Off he goes, cutting a path in the dust past the high wing chairs, under the colonnade, around the grand piano. The morning paper boy arrives and drops one at the front desk. Tom now knows that he has survived another night audit and will live to see the daylight.
“Willie, could you please watch the desk while I go get a cup of coffee? Would you like me to get you anything?”
“Well now, doan you be long, 'cause I don't know nuffin' 'bout nuffin back there. Nossuh, don't know nuffin' 'bout nuffin'. Say, you heard anything mo' 'bout them sellin' dis Hotel? I declare, it jus' ain't right, leadin' people on thisaway, it just ain't right.” And off he starts for another tour in the Byzantine opulence of the dust.
By the time Tom gets back, Birdie is scurrying around emptying ash trays and trash cans and talking in her high sweet faint voice. “How're you.

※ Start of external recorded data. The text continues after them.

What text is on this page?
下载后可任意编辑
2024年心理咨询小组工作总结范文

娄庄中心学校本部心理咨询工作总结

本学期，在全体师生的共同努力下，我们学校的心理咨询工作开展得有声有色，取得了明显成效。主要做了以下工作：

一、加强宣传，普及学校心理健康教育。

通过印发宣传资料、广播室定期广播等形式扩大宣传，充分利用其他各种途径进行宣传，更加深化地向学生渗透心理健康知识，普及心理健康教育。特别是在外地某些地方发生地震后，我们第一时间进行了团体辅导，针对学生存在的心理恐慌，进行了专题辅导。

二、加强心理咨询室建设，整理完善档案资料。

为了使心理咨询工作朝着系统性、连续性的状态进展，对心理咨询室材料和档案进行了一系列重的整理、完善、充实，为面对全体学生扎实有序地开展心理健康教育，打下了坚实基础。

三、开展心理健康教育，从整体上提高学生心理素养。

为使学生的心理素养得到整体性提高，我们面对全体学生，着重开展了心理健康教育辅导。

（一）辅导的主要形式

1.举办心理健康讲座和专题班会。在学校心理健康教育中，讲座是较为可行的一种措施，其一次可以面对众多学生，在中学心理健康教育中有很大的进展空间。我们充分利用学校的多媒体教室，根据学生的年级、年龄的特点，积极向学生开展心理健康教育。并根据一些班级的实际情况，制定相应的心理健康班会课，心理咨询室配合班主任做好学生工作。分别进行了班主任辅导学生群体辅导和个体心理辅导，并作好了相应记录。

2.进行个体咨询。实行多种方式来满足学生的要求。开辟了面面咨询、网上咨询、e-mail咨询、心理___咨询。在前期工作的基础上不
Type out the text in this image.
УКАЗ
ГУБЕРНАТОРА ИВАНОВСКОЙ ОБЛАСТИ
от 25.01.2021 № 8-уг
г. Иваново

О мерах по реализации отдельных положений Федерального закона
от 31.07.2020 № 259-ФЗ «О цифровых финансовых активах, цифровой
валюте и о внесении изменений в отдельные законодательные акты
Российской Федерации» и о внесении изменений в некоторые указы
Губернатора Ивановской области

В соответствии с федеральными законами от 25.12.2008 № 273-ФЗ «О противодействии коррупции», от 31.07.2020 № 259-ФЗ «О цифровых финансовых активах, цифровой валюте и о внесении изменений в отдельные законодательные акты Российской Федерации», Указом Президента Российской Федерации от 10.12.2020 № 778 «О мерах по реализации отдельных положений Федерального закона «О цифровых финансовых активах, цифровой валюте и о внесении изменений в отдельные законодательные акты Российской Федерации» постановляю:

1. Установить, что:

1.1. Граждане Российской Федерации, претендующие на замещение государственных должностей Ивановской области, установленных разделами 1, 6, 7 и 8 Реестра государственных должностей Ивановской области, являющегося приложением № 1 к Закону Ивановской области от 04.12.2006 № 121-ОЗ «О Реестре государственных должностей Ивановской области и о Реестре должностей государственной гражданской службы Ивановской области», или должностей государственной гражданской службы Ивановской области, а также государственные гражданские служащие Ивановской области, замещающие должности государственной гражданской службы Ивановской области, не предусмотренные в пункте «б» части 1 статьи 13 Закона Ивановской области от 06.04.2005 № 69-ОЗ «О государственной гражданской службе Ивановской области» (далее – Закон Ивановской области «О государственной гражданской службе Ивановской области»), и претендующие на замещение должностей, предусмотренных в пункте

Fine, fine.” Emptying the ashtrays with the gentle touch of years of service (and servility), she and Willie carry on intermittent conversations of broken thoughts. In the most fundamental sense, the world is being put into place and will be ready for all the sleeping heads, thanks to them.
Attired in black, Mr. Grasso pummels out of the elevator into the lobby, “Good Morning, Sir,” and out onto Main Street. Brantley has shuffled down too, and has gone over to the Fountain Room for Chesterfields and Alka Seltzer. Perk has just arrived and lets Brantley in the Fountain Room while he goes to get ice. It's almost seven and everything is in order, once again. It is time to go home and forget what the inside of things looks like.
Back in the doorman's closet Tom waits for the clock to strike 6:56. Lucille has rolled in for switchboard duty, toting her cooler and the National Enquirer. Brantley is rarin' to go and he conveys his white pomaded head to the cash drawer. Tom leaves, tired but confident that yesterday is over and tomorrow has begun.